Window 计算最近 10 分钟内发生次数的函数

Question

我可以使用传统的子查询方法来计算最近十分钟内出现的次数。例如，这个：

drop table if exists [dbo].[readings]
go

create table [dbo].[readings](
    [server] [int] NOT NULL,
    [sampled] [datetime] NOT NULL
)
go

insert into readings
values
(1,'20170101 08:00'),
(1,'20170101 08:02'),
(1,'20170101 08:05'),
(1,'20170101 08:30'),
(1,'20170101 08:31'),
(1,'20170101 08:37'),
(1,'20170101 08:40'),
(1,'20170101 08:41'),
(1,'20170101 09:07'),
(1,'20170101 09:08'),
(1,'20170101 09:09'),
(1,'20170101 09:11')
go

-- Count in the last 10 minutes - example periods 08:31 to 08:40, 09:12 to 09:21
select server,sampled,(select count(*) from readings r2 where r2.server=r1.server and r2.sampled <= r1.sampled and r2.sampled > dateadd(minute,-10,r1.sampled)) as countinlast10minutes
from readings r1
order by server,sampled
go

如何使用 window 函数获得相同的结果？我试过这个：

select server,sampled,
count(case when sampled <= r1.sampled and sampled > dateadd(minute,-10,r1.sampled) then 1 else null end) over (partition by server order by sampled rows between unbounded preceding and current row) as countinlast10minutes
-- count(case when currentrow.sampled <= r1.sampled and currentrow.sampled > dateadd(minute,-10,r1.sampled) then 1 else null end) over (partition by server order by sampled rows between unbounded preceding and current row) as countinlast10minutes
from readings r1
order by server,sampled

但结果只是运行计数。
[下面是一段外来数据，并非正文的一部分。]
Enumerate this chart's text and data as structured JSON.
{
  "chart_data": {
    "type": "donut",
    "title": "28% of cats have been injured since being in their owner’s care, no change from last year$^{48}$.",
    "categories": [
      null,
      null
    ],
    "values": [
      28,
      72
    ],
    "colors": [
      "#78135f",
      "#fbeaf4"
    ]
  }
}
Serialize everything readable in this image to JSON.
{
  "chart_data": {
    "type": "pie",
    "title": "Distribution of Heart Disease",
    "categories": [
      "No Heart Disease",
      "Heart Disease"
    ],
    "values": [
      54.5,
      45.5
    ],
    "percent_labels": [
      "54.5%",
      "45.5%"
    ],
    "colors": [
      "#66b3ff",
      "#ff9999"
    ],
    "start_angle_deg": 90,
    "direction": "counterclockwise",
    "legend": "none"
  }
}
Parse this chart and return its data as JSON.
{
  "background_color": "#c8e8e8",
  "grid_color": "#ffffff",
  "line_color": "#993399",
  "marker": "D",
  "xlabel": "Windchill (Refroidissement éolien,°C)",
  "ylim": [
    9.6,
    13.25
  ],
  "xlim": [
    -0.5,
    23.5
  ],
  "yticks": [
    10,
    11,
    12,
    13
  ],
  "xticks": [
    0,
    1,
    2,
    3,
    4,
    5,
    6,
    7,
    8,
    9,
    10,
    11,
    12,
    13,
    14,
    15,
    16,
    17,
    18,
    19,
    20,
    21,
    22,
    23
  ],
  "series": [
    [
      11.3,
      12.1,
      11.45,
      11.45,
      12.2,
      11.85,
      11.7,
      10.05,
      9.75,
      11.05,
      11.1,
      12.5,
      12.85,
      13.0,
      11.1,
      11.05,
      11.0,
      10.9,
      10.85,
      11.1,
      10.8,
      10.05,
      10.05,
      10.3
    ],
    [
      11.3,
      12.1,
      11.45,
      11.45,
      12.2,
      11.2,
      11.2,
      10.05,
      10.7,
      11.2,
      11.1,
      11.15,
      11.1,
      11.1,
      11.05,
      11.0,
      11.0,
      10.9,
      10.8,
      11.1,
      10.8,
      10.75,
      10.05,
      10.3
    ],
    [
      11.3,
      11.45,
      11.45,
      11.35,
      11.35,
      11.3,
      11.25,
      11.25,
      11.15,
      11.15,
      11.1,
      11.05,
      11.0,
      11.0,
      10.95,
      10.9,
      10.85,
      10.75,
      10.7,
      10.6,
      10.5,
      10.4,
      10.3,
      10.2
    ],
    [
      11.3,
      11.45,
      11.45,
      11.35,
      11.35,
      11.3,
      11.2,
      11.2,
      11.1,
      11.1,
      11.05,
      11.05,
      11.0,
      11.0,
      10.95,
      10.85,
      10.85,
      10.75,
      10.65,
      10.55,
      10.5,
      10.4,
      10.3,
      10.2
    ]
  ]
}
引用当前行指针的任何系统变量？ currentrow.sampled ?

Answer 1

据我所知，没有使用 window 函数来简单精确地替换您的子查询。

Window 函数对一组行进行操作，并允许您根据分区和顺序使用它们。您尝试做的不是我们可以在 window 函数中使用的分区类型。要生成分区，我们需要能够在这种情况下使用 window 函数，这只会导致代码过于复杂。

我建议 cross apply() 作为您的子查询的替代方法。

我不确定您是否打算将结果限制在 9 分钟以内，但是 sampled > dateadd(...) 这就是您原始子查询中发生的情况。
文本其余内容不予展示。